This letter was written by 14 year-old Elizabeth Cole Dearing (1826-1860) and her 9 year-old brother, Isaac Newton Dearing (1831-1895) to their parents, Isaac Dearing (1793-1872) and Clarissa (Harper) Dearing (1792-1873). The “Uncle Jonathan” mentioned is Jonathan Dearing (1778-1868).
Described as a man with an “iron constitution,” Isaac Dearing was one of the first farmers to introduce the mowing machine into this part of Maine and the first to erect a silo for grain storage. He married Almira Guptill (1830-1908) in 1856.
Note: Isaac and Elizabeth clearly signed their surname as “Dearing” but numerous on-line genealogical records have the name as “Deering.”
Addressed to Isaac Dearing, Esq., Augusta, Maine
Waterborough [Waterboro, York County, Maine]
September 20th 1840
I write to you for the first time. We are all well as usual now. Abigail and I have got most well. Albert got home about 12 o’clock that day. Met with no trouble at all. Harper called for that money Wednesday night. I paid him ten dollars and give him the note.
John finished getting in that piece of corn Thursday in the forenoon and in the afternoon they went down to Mr. Cluff’s to husking. Got home about 11 o’clock that evening. Uncle Jonathan’s folks and Uncle Dearing’s boys come down Friday night and helped us husk. We got our corn husked out before dinner Saturday. They have not got it all sorted out yet. Mr. Bennet is going up after Aunt Sally to keep school in two or three weeks.
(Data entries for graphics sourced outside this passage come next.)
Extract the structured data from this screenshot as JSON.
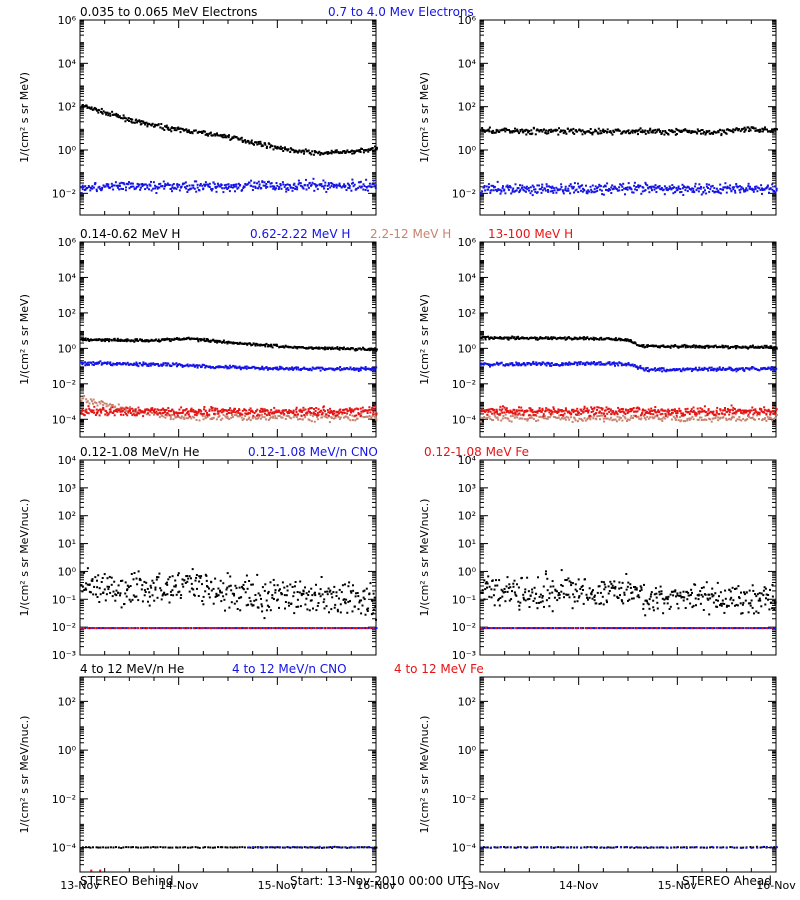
{
  "colors": {
    "black": "#000000",
    "blue": "#1414e6",
    "tan": "#c8826e",
    "red": "#e61414"
  },
  "footer": {
    "left": "STEREO Behind",
    "center": "Start: 13-Nov-2010 00:00 UTC",
    "right": "STEREO Ahead"
  },
  "x_axis": {
    "range_days": [
      0,
      3
    ],
    "tick_labels": [
      "13-Nov",
      "14-Nov",
      "15-Nov",
      "16-Nov"
    ]
  },
  "chart_data": [
    {
      "type": "scatter",
      "scale": "log",
      "ylabel": "1/(cm² s sr MeV)",
      "ylim_exp": [
        -3,
        6
      ],
      "y_tick_exps": [
        -2,
        0,
        2,
        4,
        6
      ],
      "y_tick_labels": [
        "10⁻²",
        "10⁰",
        "10²",
        "10⁴",
        "10⁶"
      ],
      "headers": [
        {
          "text": "0.035 to 0.065 MeV Electrons",
          "color": "black"
        },
        {
          "text": "0.7 to 4.0 Mev Electrons",
          "color": "blue"
        }
      ],
      "panels": [
        {
          "id": "behind",
          "series": [
            {
              "color": "black",
              "points": [
                [
                  0.0,
                  2.1
                ],
                [
                  0.3,
                  1.7
                ],
                [
                  0.6,
                  1.3
                ],
                [
                  0.9,
                  1.05
                ],
                [
                  1.2,
                  0.85
                ],
                [
                  1.5,
                  0.65
                ],
                [
                  1.8,
                  0.35
                ],
                [
                  2.1,
                  0.05
                ],
                [
                  2.4,
                  -0.1
                ],
                [
                  2.7,
                  -0.05
                ],
                [
                  3.0,
                  0.1
                ]
              ],
              "noise": 0.05,
              "count": 350
            },
            {
              "color": "blue",
              "points": [
                [
                  0.0,
                  -1.65
                ],
                [
                  3.0,
                  -1.6
                ]
              ],
              "noise": 0.12,
              "count": 400
            }
          ]
        },
        {
          "id": "ahead",
          "series": [
            {
              "color": "black",
              "points": [
                [
                  0.0,
                  0.95
                ],
                [
                  0.9,
                  0.9
                ],
                [
                  1.8,
                  0.9
                ],
                [
                  2.5,
                  0.9
                ],
                [
                  2.7,
                  1.0
                ],
                [
                  3.0,
                  0.95
                ]
              ],
              "noise": 0.07,
              "count": 350
            },
            {
              "color": "blue",
              "points": [
                [
                  0.0,
                  -1.75
                ],
                [
                  3.0,
                  -1.75
                ]
              ],
              "noise": 0.12,
              "count": 400
            }
          ]
        }
      ]
    },
    {
      "type": "scatter",
      "scale": "log",
      "ylabel": "1/(cm² s sr MeV)",
      "ylim_exp": [
        -5,
        6
      ],
      "y_tick_exps": [
        -4,
        -2,
        0,
        2,
        4,
        6
      ],
      "y_tick_labels": [
        "10⁻⁴",
        "10⁻²",
        "10⁰",
        "10²",
        "10⁴",
        "10⁶"
      ],
      "headers": [
        {
          "text": "0.14-0.62 MeV H",
          "color": "black"
        },
        {
          "text": "0.62-2.22 MeV H",
          "color": "blue"
        },
        {
          "text": "2.2-12 MeV H",
          "color": "tan"
        },
        {
          "text": "13-100 MeV H",
          "color": "red"
        }
      ],
      "panels": [
        {
          "id": "behind",
          "series": [
            {
              "color": "black",
              "points": [
                [
                  0.0,
                  0.55
                ],
                [
                  0.7,
                  0.5
                ],
                [
                  1.1,
                  0.6
                ],
                [
                  1.6,
                  0.35
                ],
                [
                  2.2,
                  0.1
                ],
                [
                  3.0,
                  0.0
                ]
              ],
              "noise": 0.04,
              "count": 350
            },
            {
              "color": "blue",
              "points": [
                [
                  0.0,
                  -0.8
                ],
                [
                  0.8,
                  -0.85
                ],
                [
                  1.5,
                  -1.0
                ],
                [
                  2.2,
                  -1.1
                ],
                [
                  3.0,
                  -1.1
                ]
              ],
              "noise": 0.05,
              "count": 350
            },
            {
              "color": "tan",
              "points": [
                [
                  0.0,
                  -2.85
                ],
                [
                  0.25,
                  -3.1
                ],
                [
                  0.5,
                  -3.45
                ],
                [
                  0.9,
                  -3.8
                ],
                [
                  3.0,
                  -3.85
                ]
              ],
              "noise": 0.1,
              "count": 250
            },
            {
              "color": "red",
              "points": [
                [
                  0.0,
                  -3.5
                ],
                [
                  3.0,
                  -3.5
                ]
              ],
              "noise": 0.12,
              "count": 450
            }
          ]
        },
        {
          "id": "ahead",
          "series": [
            {
              "color": "black",
              "points": [
                [
                  0.0,
                  0.65
                ],
                [
                  1.3,
                  0.6
                ],
                [
                  1.5,
                  0.55
                ],
                [
                  1.6,
                  0.2
                ],
                [
                  2.2,
                  0.15
                ],
                [
                  3.0,
                  0.1
                ]
              ],
              "noise": 0.04,
              "count": 350
            },
            {
              "color": "blue",
              "points": [
                [
                  0.0,
                  -0.85
                ],
                [
                  1.4,
                  -0.8
                ],
                [
                  1.55,
                  -0.9
                ],
                [
                  1.7,
                  -1.15
                ],
                [
                  3.0,
                  -1.1
                ]
              ],
              "noise": 0.05,
              "count": 350
            },
            {
              "color": "tan",
              "points": [
                [
                  0.0,
                  -3.85
                ],
                [
                  3.0,
                  -3.9
                ]
              ],
              "noise": 0.1,
              "count": 250
            },
            {
              "color": "red",
              "points": [
                [
                  0.0,
                  -3.5
                ],
                [
                  3.0,
                  -3.5
                ]
              ],
              "noise": 0.12,
              "count": 450
            }
          ]
        }
      ]
    },
    {
      "type": "scatter",
      "scale": "log",
      "ylabel": "1/(cm² s sr MeV/nuc.)",
      "ylim_exp": [
        -3,
        4
      ],
      "y_tick_exps": [
        -3,
        -2,
        -1,
        0,
        1,
        2,
        3,
        4
      ],
      "y_tick_labels": [
        "10⁻³",
        "10⁻²",
        "10⁻¹",
        "10⁰",
        "10¹",
        "10²",
        "10³",
        "10⁴"
      ],
      "headers": [
        {
          "text": "0.12-1.08 MeV/n He",
          "color": "black"
        },
        {
          "text": "0.12-1.08 MeV/n CNO",
          "color": "blue"
        },
        {
          "text": "0.12-1.08 MeV Fe",
          "color": "red"
        }
      ],
      "panels": [
        {
          "id": "behind",
          "series": [
            {
              "color": "black",
              "points": [
                [
                  0.0,
                  -0.5
                ],
                [
                  0.7,
                  -0.6
                ],
                [
                  1.0,
                  -0.5
                ],
                [
                  1.1,
                  -0.4
                ],
                [
                  1.3,
                  -0.55
                ],
                [
                  1.5,
                  -0.8
                ],
                [
                  3.0,
                  -1.0
                ]
              ],
              "noise": 0.3,
              "count": 420
            },
            {
              "color": "blue",
              "points": [
                [
                  0.0,
                  -2.0
                ],
                [
                  3.0,
                  -2.0
                ]
              ],
              "noise": 0.0,
              "count": 180
            },
            {
              "color": "red",
              "points": [
                [
                  0.0,
                  -2.0
                ],
                [
                  3.0,
                  -2.0
                ]
              ],
              "noise": 0.0,
              "count": 90
            }
          ]
        },
        {
          "id": "ahead",
          "series": [
            {
              "color": "black",
              "points": [
                [
                  0.0,
                  -0.6
                ],
                [
                  1.2,
                  -0.7
                ],
                [
                  1.5,
                  -0.65
                ],
                [
                  1.7,
                  -0.9
                ],
                [
                  3.0,
                  -1.0
                ]
              ],
              "noise": 0.28,
              "count": 420
            },
            {
              "color": "blue",
              "points": [
                [
                  0.0,
                  -2.0
                ],
                [
                  3.0,
                  -2.0
                ]
              ],
              "noise": 0.0,
              "count": 180
            },
            {
              "color": "red",
              "points": [
                [
                  0.0,
                  -2.0
                ],
                [
                  3.0,
                  -2.0
                ]
              ],
              "noise": 0.0,
              "count": 60
            }
          ]
        }
      ]
    },
    {
      "type": "scatter",
      "scale": "log",
      "ylabel": "1/(cm² s sr MeV/nuc.)",
      "ylim_exp": [
        -5,
        3
      ],
      "y_tick_exps": [
        -4,
        -2,
        0,
        2
      ],
      "y_tick_labels": [
        "10⁻⁴",
        "10⁻²",
        "10⁰",
        "10²"
      ],
      "headers": [
        {
          "text": "4 to 12 MeV/n He",
          "color": "black"
        },
        {
          "text": "4 to 12 MeV/n CNO",
          "color": "blue"
        },
        {
          "text": "4 to 12 MeV Fe",
          "color": "red"
        }
      ],
      "panels": [
        {
          "id": "behind",
          "series": [
            {
              "color": "black",
              "points": [
                [
                  0.0,
                  -3.95
                ],
                [
                  3.0,
                  -3.95
                ]
              ],
              "noise": 0.01,
              "count": 120
            },
            {
              "color": "blue",
              "points": [
                [
                  1.7,
                  -3.95
                ],
                [
                  3.0,
                  -3.95
                ]
              ],
              "noise": 0.01,
              "count": 30
            },
            {
              "color": "red",
              "points": [
                [
                  0.1,
                  -4.9
                ],
                [
                  0.2,
                  -4.9
                ]
              ],
              "noise": 0.0,
              "count": 2
            }
          ]
        },
        {
          "id": "ahead",
          "series": [
            {
              "color": "black",
              "points": [
                [
                  0.0,
                  -3.95
                ],
                [
                  3.0,
                  -3.95
                ]
              ],
              "noise": 0.01,
              "count": 90
            },
            {
              "color": "blue",
              "points": [
                [
                  0.0,
                  -3.95
                ],
                [
                  3.0,
                  -3.95
                ]
              ],
              "noise": 0.01,
              "count": 60
            }
          ]
        }
      ]
    }
  ]
}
Mr. Benson and wife came up last Monday, was to Uncle Dearing’s on Wednesday. They said Gardner was coming up but I do not known when. Lydia went home the morning you started. Marn let Noah Smith have 8 bushels of apples for ninepence a bushel. He said he would come up and work two days any time when John wanted him to pay for them. There has not been anybody here to pay you any money since you went away nor to get any apples. Marn is agoing over to the corner this forenoon and Newton to carry this note over, &c. &c.
— Elizabeth C. Dearing
Monday 21st 1840
We have sorted our corn out today and moved it to the cider house. We had eighty bushels of ears and good too. Uncle Jonathan was in here the other night [and] said that he heard that Kent was selected Governor with a thousand majority &c. &c.